Mike Huckabee has demanded a “decoupling” of the U.S. and Chinese economies. He did not say how you would “decouple” the biggest trade relationship in the world with almost $600 billion in goods and services last year. Another candidate, Marco Rubio, wanted to downgrade this week’s summit to a “working visit,” to allow Obama “to speak bluntly to this authoritarian ruler.” And candidate Chris Christie has called for the United States to adopt a “military approach” to China.
The attacks have not gone unnoticed in China. “They are watching these debates among the Republicans and listening to what these candidates have to say about them and are quite concerned about the influence it may have on the next administration,” said Bonnie S. Glaser, a China expert at the Center for Strategic and International Studies. “They worry whoever is elected—Democrat or Republican—there will be a tougher policy toward China going forward.”
Cheng Li, who grew up in China during the Cultural Revolution and now is at the Brookings Institution, said Chinese officials “pay a lot of attention” to the debates and the campaign and are “just completely shocked by some of the criticism.”
In 2012, remarks by Republican Mitt Romney were greeted with a commentary in the official state news agency Xinhua, stating that “bashing Beijing is no cure for Washington’s woes.” It added, “Crafty politicians tend to cater to an even ratchet up the antagonistic sentiment of some poorly informed voters toward China, dreaming that they could ride the anti-China wave to higher political echelons and even the White House.”
At the White House, they privately view the Republican comments as naïve and simplistic, noting that with $600 billion in trade and maintaining, there is no way to cut off high-level talks with the world’s second-largest economy and a growing power in Asia.

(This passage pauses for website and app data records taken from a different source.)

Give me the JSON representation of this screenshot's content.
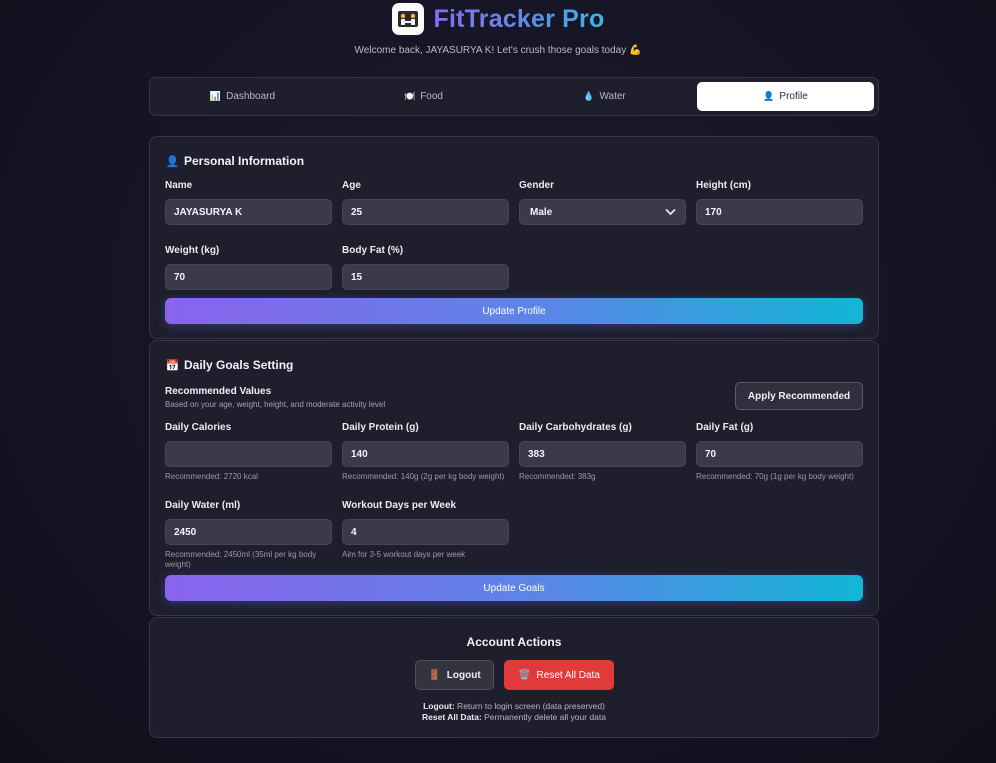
{
  "header": {
    "title": "FitTracker Pro",
    "welcome": "Welcome back, JAYASURYA K! Let's crush those goals today 💪"
  },
  "tabs": [
    {
      "label": "Dashboard",
      "icon": "📊",
      "active": false
    },
    {
      "label": "Food",
      "icon": "🍽️",
      "active": false
    },
    {
      "label": "Water",
      "icon": "💧",
      "active": false
    },
    {
      "label": "Profile",
      "icon": "👤",
      "active": true
    }
  ],
  "personal": {
    "title": "Personal Information",
    "icon": "👤",
    "name_label": "Name",
    "name_value": "JAYASURYA K",
    "age_label": "Age",
    "age_value": "25",
    "gender_label": "Gender",
    "gender_value": "Male",
    "height_label": "Height (cm)",
    "height_value": "170",
    "weight_label": "Weight (kg)",
    "weight_value": "70",
    "bodyfat_label": "Body Fat (%)",
    "bodyfat_value": "15",
    "update_button": "Update Profile"
  },
  "goals": {
    "title": "Daily Goals Setting",
    "icon": "📅",
    "rec_title": "Recommended Values",
    "rec_subtitle": "Based on your age, weight, height, and moderate activity level",
    "apply_button": "Apply Recommended",
    "calories_label": "Daily Calories",
    "calories_value": "",
    "calories_hint": "Recommended: 2720 kcal",
    "protein_label": "Daily Protein (g)",
    "protein_value": "140",
    "protein_hint": "Recommended: 140g (2g per kg body weight)",
    "carbs_label": "Daily Carbohydrates (g)",
    "carbs_value": "383",
    "carbs_hint": "Recommended: 383g",
    "fat_label": "Daily Fat (g)",
    "fat_value": "70",
    "fat_hint": "Recommended: 70g (1g per kg body weight)",
    "water_label": "Daily Water (ml)",
    "water_value": "2450",
    "water_hint": "Recommended: 2450ml (35ml per kg body weight)",
    "workout_label": "Workout Days per Week",
    "workout_value": "4",
    "workout_hint": "Aim for 3-5 workout days per week",
    "update_button": "Update Goals"
  },
  "account": {
    "title": "Account Actions",
    "logout_button": "Logout",
    "logout_icon": "🚪",
    "reset_button": "Reset All Data",
    "reset_icon": "🗑️",
    "logout_note_label": "Logout:",
    "logout_note_text": " Return to login screen (data preserved)",
    "reset_note_label": "Reset All Data:",
    "reset_note_text": " Permanently delete all your data"
  },
  "colors": {
    "accent_start": "#8a63ee",
    "accent_end": "#12b6d6",
    "danger": "#e03a3a",
    "card_bg": "#1e1e2c"
  }
}
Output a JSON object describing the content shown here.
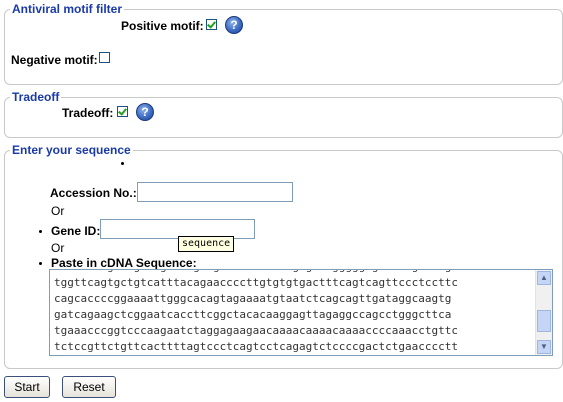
{
  "antiviral": {
    "legend": "Antiviral motif filter",
    "positive_label": "Positive motif:",
    "positive_checked": true,
    "negative_label": "Negative motif:",
    "negative_checked": false
  },
  "tradeoff": {
    "legend": "Tradeoff",
    "label": "Tradeoff:",
    "checked": true
  },
  "sequence": {
    "legend": "Enter your sequence",
    "accession_label": "Accession No.:",
    "accession_value": "",
    "or1": "Or",
    "gene_label": "Gene ID:",
    "gene_value": "",
    "or2": "Or",
    "cdna_label": "Paste in cDNA Sequence:",
    "tooltip": "sequence",
    "lines": [
      "tggttcagtgctgtcatttacagaaccccttgtgtgtgactttcagtcagttccctccttc",
      "cagcaccccggaaaattgggcacagtagaaaatgtaatctcagcagttgataggcaagtg",
      "gatcagaagctcggaatcaccttcggctacacaaggagttagaggccagcctgggcttca",
      "tgaaacccggtcccaagaatctaggagaagaacaaaacaaaacaaaaccccaaacctgttc",
      "tctccgttctgttcacttttagtccctcagtcctcagagtctccccgactctgaacccctt"
    ]
  },
  "buttons": {
    "start": "Start",
    "reset": "Reset"
  },
  "icons": {
    "help": "help-icon",
    "scroll_up": "scroll-up-arrow-icon",
    "scroll_down": "scroll-down-arrow-icon"
  }
}
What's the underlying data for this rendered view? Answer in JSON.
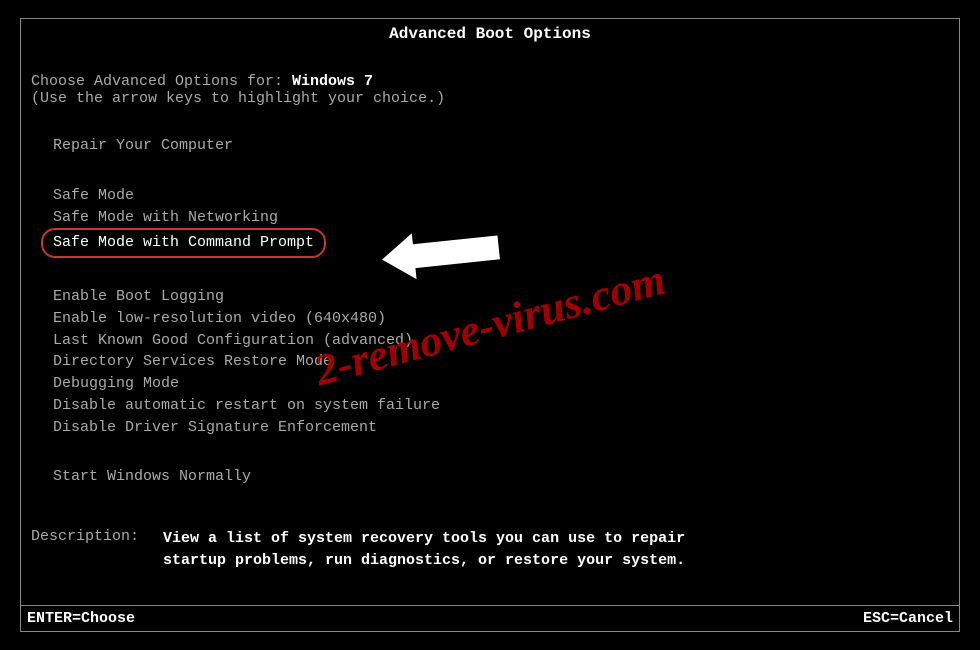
{
  "title": "Advanced Boot Options",
  "intro": {
    "prefix": "Choose Advanced Options for: ",
    "os_name": "Windows 7",
    "hint": "(Use the arrow keys to highlight your choice.)"
  },
  "menu": {
    "repair": "Repair Your Computer",
    "safe_mode": "Safe Mode",
    "safe_mode_net": "Safe Mode with Networking",
    "safe_mode_cmd": "Safe Mode with Command Prompt",
    "boot_logging": "Enable Boot Logging",
    "low_res": "Enable low-resolution video (640x480)",
    "last_known": "Last Known Good Configuration (advanced)",
    "ds_restore": "Directory Services Restore Mode",
    "debugging": "Debugging Mode",
    "disable_restart": "Disable automatic restart on system failure",
    "disable_sig": "Disable Driver Signature Enforcement",
    "start_normal": "Start Windows Normally"
  },
  "description": {
    "label": "Description:",
    "text_line1": "View a list of system recovery tools you can use to repair",
    "text_line2": "startup problems, run diagnostics, or restore your system."
  },
  "footer": {
    "enter": "ENTER=Choose",
    "esc": "ESC=Cancel"
  },
  "watermark": "2-remove-virus.com",
  "colors": {
    "highlight_border": "#cc3333",
    "watermark_color": "#aa0000"
  }
}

But they are not unhappy if the campaign rhetoric worries the Chinese. “China does need to be mindful of the broad concerns in the United States on certain issues,” said Ben Rhodes, deputy national security adviser for strategic communications. “... Across the political spectrum, people are concerned about certain Chinese activities. And that is going to reflect itself not just in what this president does and the next president does, but in what Congress does.”
Of course, no one at the White House can afford to be too judgmental of this crop of candidates. They well know that Obama also played this game when he ran for office in 2008. He called President George W. Bush a “patsy” for not being tougher on China on trade and threatened to shut off Chinese access to American markets.
Indeed, attacking China is one of the hardiest staples of American presidential campaigns ever since the “who lost China” debate was triggered by the Communist victory in 1949. “It’s like a rule. You have to accuse the incumbent of being soft on China,” William A. Reinsch, president of the National Foreign Trade Council, told National Journal in the last campaign.